Rakha tertunduk sebentar lalu menatapku lagi. Dia maju beberapa langkah mendekatiku lagi. Rakha mencoba meraih kedua tanganku tapi dengan cepat kutampik tangannya. “Bel,” lirihnya. Aku membuang muka. Melihat wajahnya hanya membuatku semakin marah padanya. “Bel, please. Lihat aku,” pintanya. Dengan terpaksa aku melihat wajah Rakha. “Aku tahu cara yang aku pakai untuk dapetin kamu ini salah. Tapi please, Bel. Maafin aku. Yang aku pengen sekarang kita tetap bersama, kita hadapin yang ada di depan kita bersama, jangan tersangkut pada kesalahan di masa lalu terus.”
“Kamu gak tahu apa yang aku rasain, Kha. Aku merasa seperti dipermainkan sama kamu,” kataku kesal.
“Bel, aku gak tahu apa yang bisa aku lakukan buat bikin kamu maafin kamu karena masalah ini. Tapi seenggaknya kamu memberi aku kesempatan, Bel. Kesempatan untuk buktiin bahwa aku serius sama kamu. Aku serius menjalani hubungan ini. Aku memang memulainya dengan cara yang salah, tapi aku gak ingin mengakhirinya dengan cara yang salah juga,” ujarnya.
Matanya menatapku tajam ketika mengatakan kalimat panjang barusan.
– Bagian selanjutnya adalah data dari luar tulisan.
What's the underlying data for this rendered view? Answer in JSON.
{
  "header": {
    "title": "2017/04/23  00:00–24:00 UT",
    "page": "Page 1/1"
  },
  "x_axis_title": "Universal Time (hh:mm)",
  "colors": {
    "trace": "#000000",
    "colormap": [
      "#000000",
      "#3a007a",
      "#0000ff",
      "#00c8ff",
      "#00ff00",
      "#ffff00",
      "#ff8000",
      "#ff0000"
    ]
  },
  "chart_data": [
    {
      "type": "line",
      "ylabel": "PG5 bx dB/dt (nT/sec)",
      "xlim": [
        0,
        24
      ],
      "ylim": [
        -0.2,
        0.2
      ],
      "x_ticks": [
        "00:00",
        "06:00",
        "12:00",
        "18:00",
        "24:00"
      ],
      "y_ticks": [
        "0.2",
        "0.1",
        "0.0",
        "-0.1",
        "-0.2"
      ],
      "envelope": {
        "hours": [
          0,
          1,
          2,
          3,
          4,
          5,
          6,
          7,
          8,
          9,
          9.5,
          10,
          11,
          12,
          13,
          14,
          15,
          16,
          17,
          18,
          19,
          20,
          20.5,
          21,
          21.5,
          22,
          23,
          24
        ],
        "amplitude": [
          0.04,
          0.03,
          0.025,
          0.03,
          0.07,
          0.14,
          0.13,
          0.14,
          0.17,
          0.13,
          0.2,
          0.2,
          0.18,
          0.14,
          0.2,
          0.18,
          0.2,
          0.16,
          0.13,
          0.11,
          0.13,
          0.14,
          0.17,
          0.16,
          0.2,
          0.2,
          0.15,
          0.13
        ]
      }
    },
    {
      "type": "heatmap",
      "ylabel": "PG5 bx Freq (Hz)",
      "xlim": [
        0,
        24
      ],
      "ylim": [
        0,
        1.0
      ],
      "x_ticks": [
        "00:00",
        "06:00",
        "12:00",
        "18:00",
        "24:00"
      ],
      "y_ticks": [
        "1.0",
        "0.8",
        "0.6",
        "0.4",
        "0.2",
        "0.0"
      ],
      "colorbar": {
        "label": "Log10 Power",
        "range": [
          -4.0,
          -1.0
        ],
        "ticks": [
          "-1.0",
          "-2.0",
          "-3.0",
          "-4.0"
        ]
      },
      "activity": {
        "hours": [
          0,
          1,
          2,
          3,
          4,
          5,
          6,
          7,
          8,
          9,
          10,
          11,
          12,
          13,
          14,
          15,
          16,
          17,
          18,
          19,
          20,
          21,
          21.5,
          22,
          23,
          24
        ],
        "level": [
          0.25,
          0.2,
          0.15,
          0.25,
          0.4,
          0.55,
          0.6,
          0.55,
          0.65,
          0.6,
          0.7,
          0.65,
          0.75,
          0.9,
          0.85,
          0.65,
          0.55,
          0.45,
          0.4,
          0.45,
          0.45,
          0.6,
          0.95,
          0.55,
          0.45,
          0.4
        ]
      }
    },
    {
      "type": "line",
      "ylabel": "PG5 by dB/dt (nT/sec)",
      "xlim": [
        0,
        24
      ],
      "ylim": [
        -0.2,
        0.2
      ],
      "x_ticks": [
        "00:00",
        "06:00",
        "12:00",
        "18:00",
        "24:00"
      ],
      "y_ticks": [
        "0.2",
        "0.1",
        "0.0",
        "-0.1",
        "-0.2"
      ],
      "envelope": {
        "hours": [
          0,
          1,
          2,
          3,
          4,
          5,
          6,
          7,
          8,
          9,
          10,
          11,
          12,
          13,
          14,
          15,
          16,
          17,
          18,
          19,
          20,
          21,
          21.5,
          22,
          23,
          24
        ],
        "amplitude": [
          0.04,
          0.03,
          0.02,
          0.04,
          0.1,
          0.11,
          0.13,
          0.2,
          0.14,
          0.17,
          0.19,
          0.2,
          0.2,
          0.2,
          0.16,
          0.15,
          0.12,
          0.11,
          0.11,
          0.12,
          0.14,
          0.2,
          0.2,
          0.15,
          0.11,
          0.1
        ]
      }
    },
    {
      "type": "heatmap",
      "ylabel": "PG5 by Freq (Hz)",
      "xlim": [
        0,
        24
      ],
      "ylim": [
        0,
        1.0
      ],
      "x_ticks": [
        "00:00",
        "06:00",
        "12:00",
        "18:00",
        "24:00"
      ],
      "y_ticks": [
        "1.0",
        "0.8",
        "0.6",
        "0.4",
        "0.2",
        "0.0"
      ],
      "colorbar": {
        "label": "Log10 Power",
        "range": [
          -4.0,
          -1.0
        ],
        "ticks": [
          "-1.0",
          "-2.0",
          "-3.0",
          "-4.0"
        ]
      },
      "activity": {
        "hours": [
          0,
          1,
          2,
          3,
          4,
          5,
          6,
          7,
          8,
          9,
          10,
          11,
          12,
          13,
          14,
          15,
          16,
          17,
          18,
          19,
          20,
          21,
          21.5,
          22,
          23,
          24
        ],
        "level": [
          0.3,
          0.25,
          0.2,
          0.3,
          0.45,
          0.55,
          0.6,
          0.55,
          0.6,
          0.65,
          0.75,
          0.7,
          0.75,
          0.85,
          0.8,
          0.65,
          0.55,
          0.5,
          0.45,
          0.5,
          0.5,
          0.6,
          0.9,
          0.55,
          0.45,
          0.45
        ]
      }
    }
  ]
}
Dia bersungguh-sungguh mengatakannya. Aku menatapnya dan merasa masuk dalam perasaan yang sedang ada di hati Rakha. Bukan hanya aku yang hatinya sedang berkecamuk sekarang. Rakha juga.
“Tapi aku gak mau memaksa kamu, Bel. Aku hanya ingin menjalani hubungan kita dengan kejujuran. Dan sekarang saatnya kita bisa memulainya,” ujarnya.
Aku tertegun. Terlintas pikiranku tentang hal yang mungkin Rakha tidak tahu. Tentang perasaanku pada Kelvin yang membuat Rakha tidak pantas mengatakan ‘itu saja’ tadi. Mungkin aku bisa mengatakannya sekarang. Toh Kelvin pun sudah hilang dari hidupku, tidak akan ada yang berubah selama aku dan Rakha bisa saling menerima satu sama lain.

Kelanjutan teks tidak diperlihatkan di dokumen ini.